The FSLN-dominated National Assembly scrapped the constitution in 2014 to allow Ortega to run for an unlimited number of five-year terms. The subsequent silence and even support by the business elite and foreign investors demonstrated the success of the FSLN in becoming a bastion of imperialist reaction in Central America.

Foreign Policy has celebrated Ortega’s evolution since 2007, writing that his policies “suggest he is politically authoritarian, economically pro-business, socially populist—and, above all else, pragmatic.”

By far, the most dangerous alliance against workers has been the tripartite pact between business, the state, and the FSLN-controlled unions—the National Workers Front (FNT) and the Sandinista Workers Central (CST)—which have backed Ortega’s candidacy and hailed him as “our guide, who sees beyond!”

By utilizing the union movement to suppress workers’ struggles, the FSLN has been able to attract increasing foreign direct investment and create a growing low-wage manufacturing sector, but most importantly, it has blocked the working class from organizing independently to defend its own interests.

Imperialist agencies have shown how pleased they are with the current government. In February 2015, the inter-governmental Financial Action Task force (FATF) decided to drop Nicaragua from its non-compliance list. World Bank Vice President, Jorge Familiar, recently catalogued Nicaragua as the “best among countries in the multilateral bank’s portfolio in Latin America.”

The International Monetary Fund closed its office in Nicaragua on March 30, boasting that it had accomplished its mission of helping the country reach “macroeconomic stability and growth.”

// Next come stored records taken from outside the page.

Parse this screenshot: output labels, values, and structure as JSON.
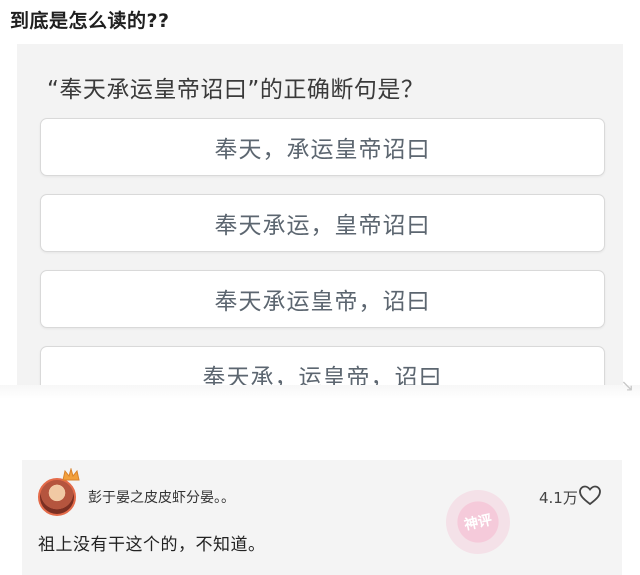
{
  "post": {
    "title": "到底是怎么读的??"
  },
  "quiz": {
    "question": "“奉天承运皇帝诏曰”的正确断句是？",
    "options": [
      "奉天，承运皇帝诏曰",
      "奉天承运，皇帝诏曰",
      "奉天承运皇帝，诏曰",
      "奉天承，运皇帝，诏曰"
    ]
  },
  "comment": {
    "username": "彭于晏之皮皮虾分晏。。",
    "likes": "4.1万",
    "text": "祖上没有干这个的，不知道。",
    "stamp": "神评"
  },
  "icons": {
    "avatar_badge": "crown-icon",
    "like": "heart-icon"
  },
  "colors": {
    "badge": "#f2a03c",
    "stamp": "#f6a8c4",
    "option_text": "#5c6670"
  }
}
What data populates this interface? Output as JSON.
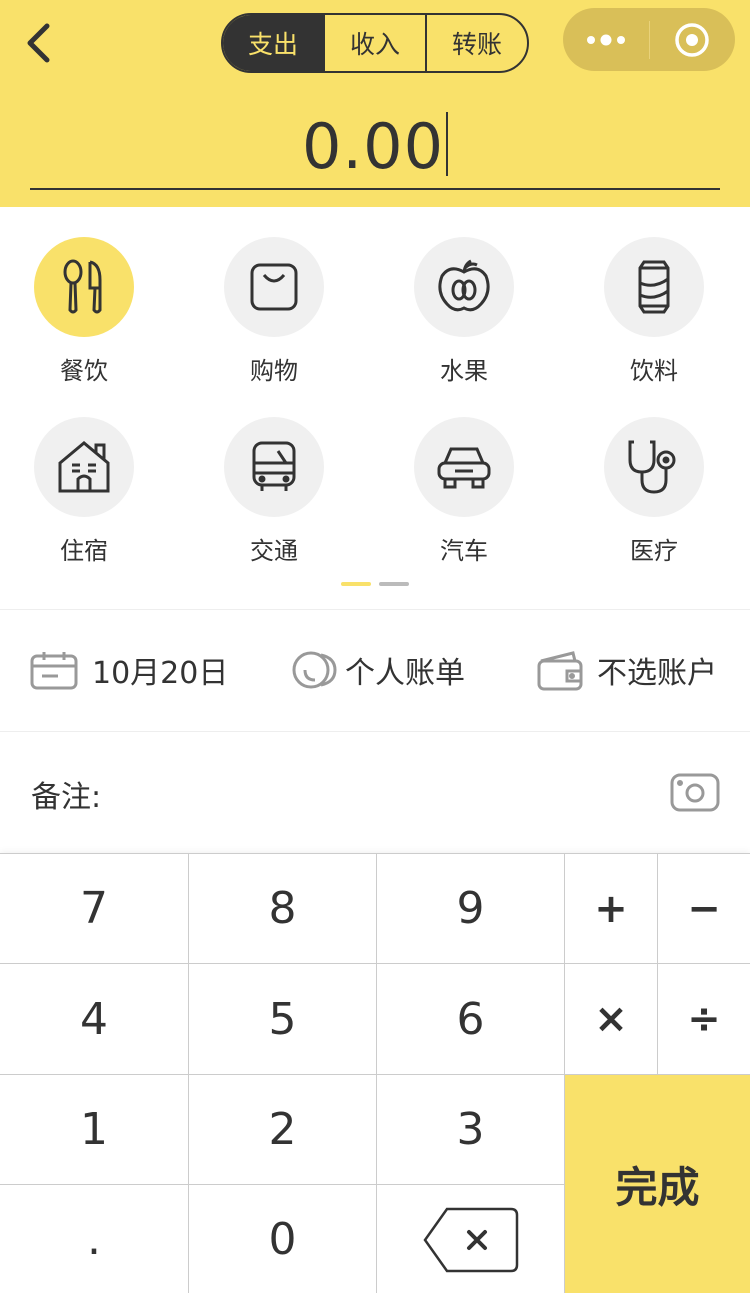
{
  "header": {
    "tabs": [
      "支出",
      "收入",
      "转账"
    ],
    "active_tab": 0,
    "amount": "0.00"
  },
  "categories": [
    {
      "label": "餐饮",
      "icon": "utensils-icon",
      "active": true
    },
    {
      "label": "购物",
      "icon": "shopping-bag-icon",
      "active": false
    },
    {
      "label": "水果",
      "icon": "apple-icon",
      "active": false
    },
    {
      "label": "饮料",
      "icon": "soda-can-icon",
      "active": false
    },
    {
      "label": "住宿",
      "icon": "house-icon",
      "active": false
    },
    {
      "label": "交通",
      "icon": "bus-icon",
      "active": false
    },
    {
      "label": "汽车",
      "icon": "car-icon",
      "active": false
    },
    {
      "label": "医疗",
      "icon": "stethoscope-icon",
      "active": false
    }
  ],
  "options": {
    "date": "10月20日",
    "ledger": "个人账单",
    "account": "不选账户"
  },
  "note": {
    "label": "备注:"
  },
  "keypad": {
    "k7": "7",
    "k8": "8",
    "k9": "9",
    "plus": "+",
    "minus": "−",
    "k4": "4",
    "k5": "5",
    "k6": "6",
    "times": "×",
    "divide": "÷",
    "k1": "1",
    "k2": "2",
    "k3": "3",
    "done": "完成",
    "dot": ".",
    "k0": "0"
  },
  "colors": {
    "accent": "#f9e16a",
    "dark": "#333333"
  }
}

National economic growth of 4.9 percent in 2015 is well beyond Latin America’s average. The poverty rate has fallen from 42.5 percent in 2009 to 30 percent, and consumption has increased 33 percent. However, all of these economic advances have been due not to improvements in productivity and public institutions, but to unstable external factors.

The crisis in Venezuela, Nicaragua’s second trading partner after the US and the main source of “out-of-budget” economic aid, will greatly affect growth and reduce the FSLN government’s capacity to continue anti-poverty programs. “The aid will get suspended insofar as the economic and social situation in Venezuela nears chaos and a social explosion,” said Horacio Medina, the former president of Petroleum of Venezuela, S.A.

The FSLN government has increased the country’s dependence upon the volatile commodity markets and the permanence of extremely low wages to attract investment. The IMF expects a continuation in public debt increases due to weakened export performance, in turn related to the fall of commodity prices.

The official average salary in the formal sector is $302 per month, but the monthly cost of basic living expenses is $432, a gap that will continue to grow given the automatic yearly 5 percent currency devaluation against the dollar and an expected rise in inflation to 6 percent. Moreover, the government’s regressive value-added tax takes away a very significant share of the income from the poorest Nicaraguans.

On the other hand, according to a 2015 Oxfam report, Nicaragua’s 245 multi-millionaires, who have at least $30 million in assets, collectively own 76 times the country’s public education expenditure and have an average annual income over 12,000 times that of someone in the poorest quintile.

The FSLN’s extraordinary measures to manipulate the electoral process and the concerns expressed by the business sector together expose fears within the local bourgeoisie. The concern is that the country’s economic “success” is coming to a halt and that the widening contradiction between the enormous fortunes made by the bourgeoisie and the deteriorating conditions of masses of workers and peasants will lead to an eruption of class struggle.